Ok, I see the reason that it can be used to create commands from Request objects which is pretty useful but beyond that it seems to behave in a similar way even down to the whole queuing functionality for events now?

Can you please provide examples of use cases and where the pros and cons of either are?


  • Commands are things about to happen right now. i.e. "CreateUser"
  • Events are things that have just occured right now - i.e. "UserSuccessfullyCreated"

The differences appear minor - but have some key differences.

  • Commands must be specifically called/dispatched. I.e. if you want to do CommandX - you must call CommandX somewhere.
  • Events respond to an event firing anywhere in your application. The great thing is multiple event handling classes can respond to the same event.

Lets do an example to illustrate it best. Lets say we create a user, and we want to send them a welcome email and also update our newsletter list.

In a Command Scenario would would do

AdminController {

    function create() {
            Bus::dispatch(new CreateUser(Auth::user());
    }
}

then in our CommandClass - we would do

public function handle(CreateUser $auth)
{
     // 1. Create the user here
     // 2. Send welcome email
     // 3. Update our newsletter
}

But if we use events - we would do something like this in our CommandClass

public function handle(CreateUser $auth)
    {
         // 1. Create the user here
         Event::fire(new UserWasCreated($user));
    }

then we can create as many events as we want to listen to that event and do something:

EventClassA

Event::listen('UserWasCreated', function($event)
{
    // 2. Send welcome email
});

EventClassB

Event::listen('UserWasCreated', function($event)
{
    // 3. Update our newsletter
});

The great thing is separation of concerns. The command "createuser" now does not need to worry itself about what happens after a user is created. It just needs to CreateUser.

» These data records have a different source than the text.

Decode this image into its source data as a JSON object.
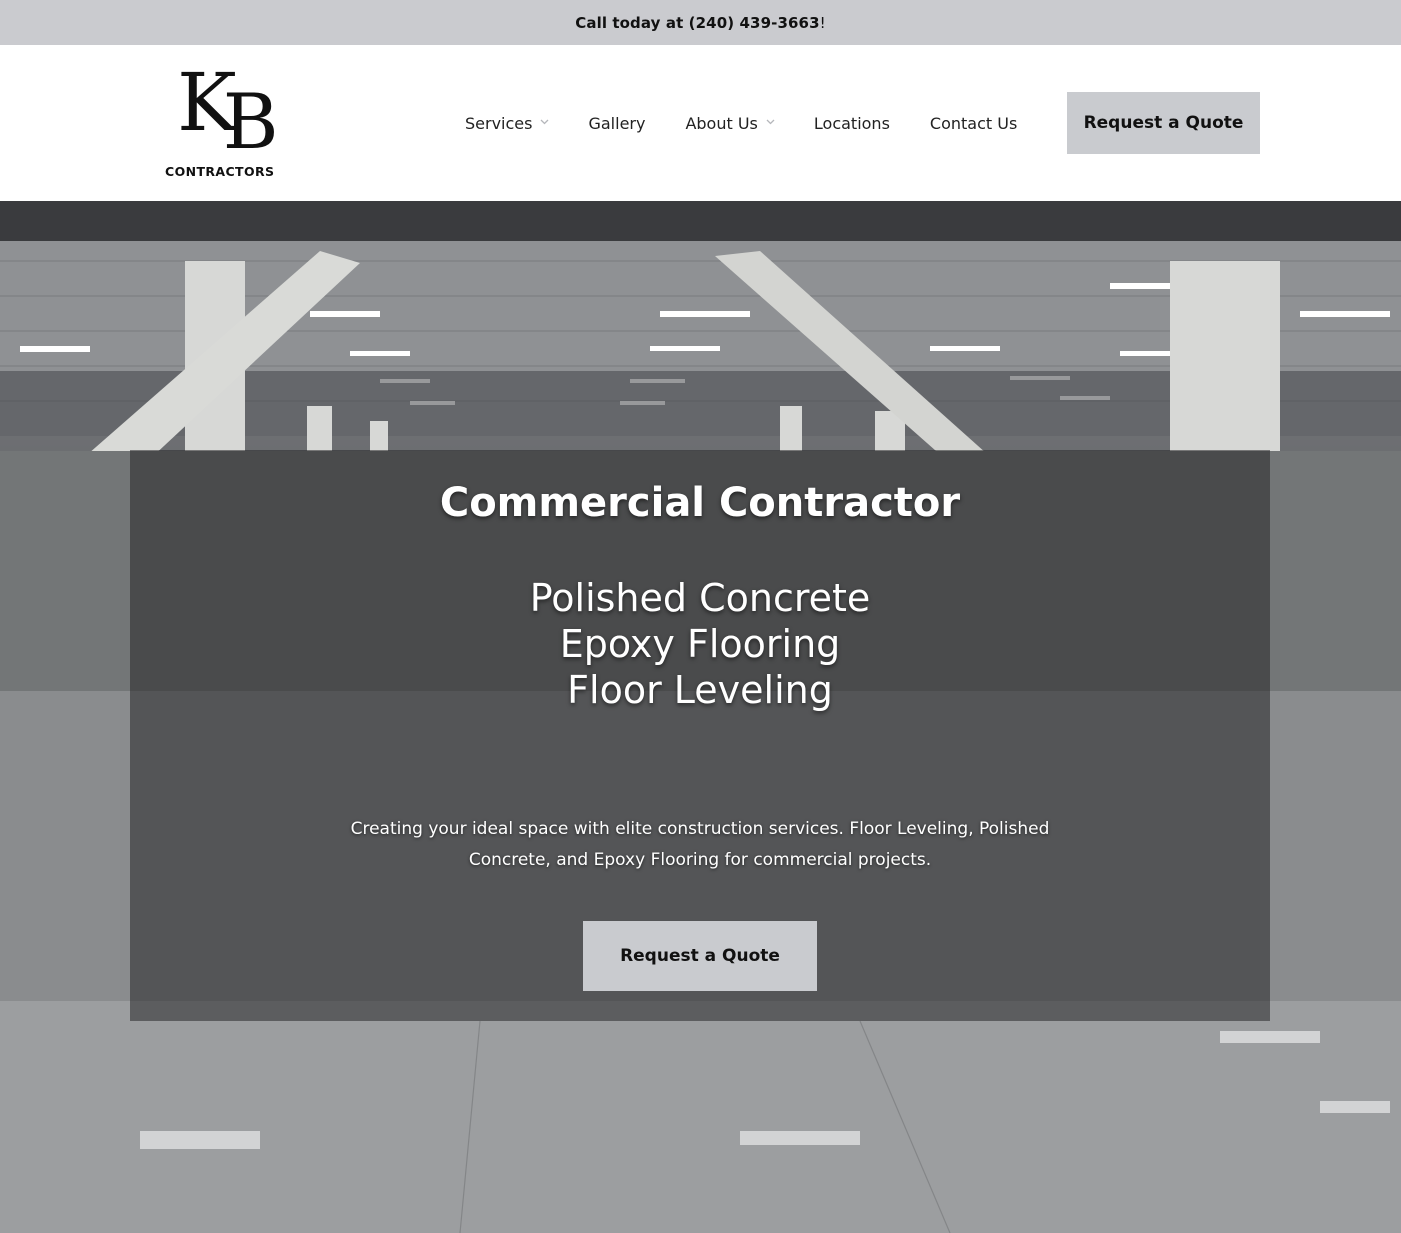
{
  "topbar": {
    "call_text": "Call today at (240) 439-3663",
    "call_suffix": "!"
  },
  "logo": {
    "monogram_k": "K",
    "monogram_b": "B",
    "wordmark": "CONTRACTORS"
  },
  "nav": {
    "items": [
      {
        "label": "Services",
        "has_dropdown": true
      },
      {
        "label": "Gallery",
        "has_dropdown": false
      },
      {
        "label": "About Us",
        "has_dropdown": true
      },
      {
        "label": "Locations",
        "has_dropdown": false
      },
      {
        "label": "Contact Us",
        "has_dropdown": false
      }
    ],
    "cta_label": "Request a Quote"
  },
  "hero": {
    "title": "Commercial Contractor",
    "services": [
      "Polished Concrete",
      "Epoxy Flooring",
      "Floor Leveling"
    ],
    "description": "Creating your ideal space with elite construction services. Floor Leveling, Polished Concrete, and Epoxy Flooring for commercial projects.",
    "cta_label": "Request a Quote"
  },
  "colors": {
    "topbar_bg": "#cacbcf",
    "button_bg": "#c9cbcf",
    "overlay": "rgba(40,40,42,0.55)",
    "text_dark": "#111111",
    "text_light": "#ffffff"
  }
}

Also - if we want to add another function after a user signs up - say enter them in a lotto draw - you can just add another Event Class and add a new event listener.

EventClassC

Event::listen('UserWasCreated', function($event)
{
    // 4. Register them in lotto
});

Notice how we didnt need to touch the command CreateUser class code at all? This provides a true separation concerns of classes in a OOP style approach.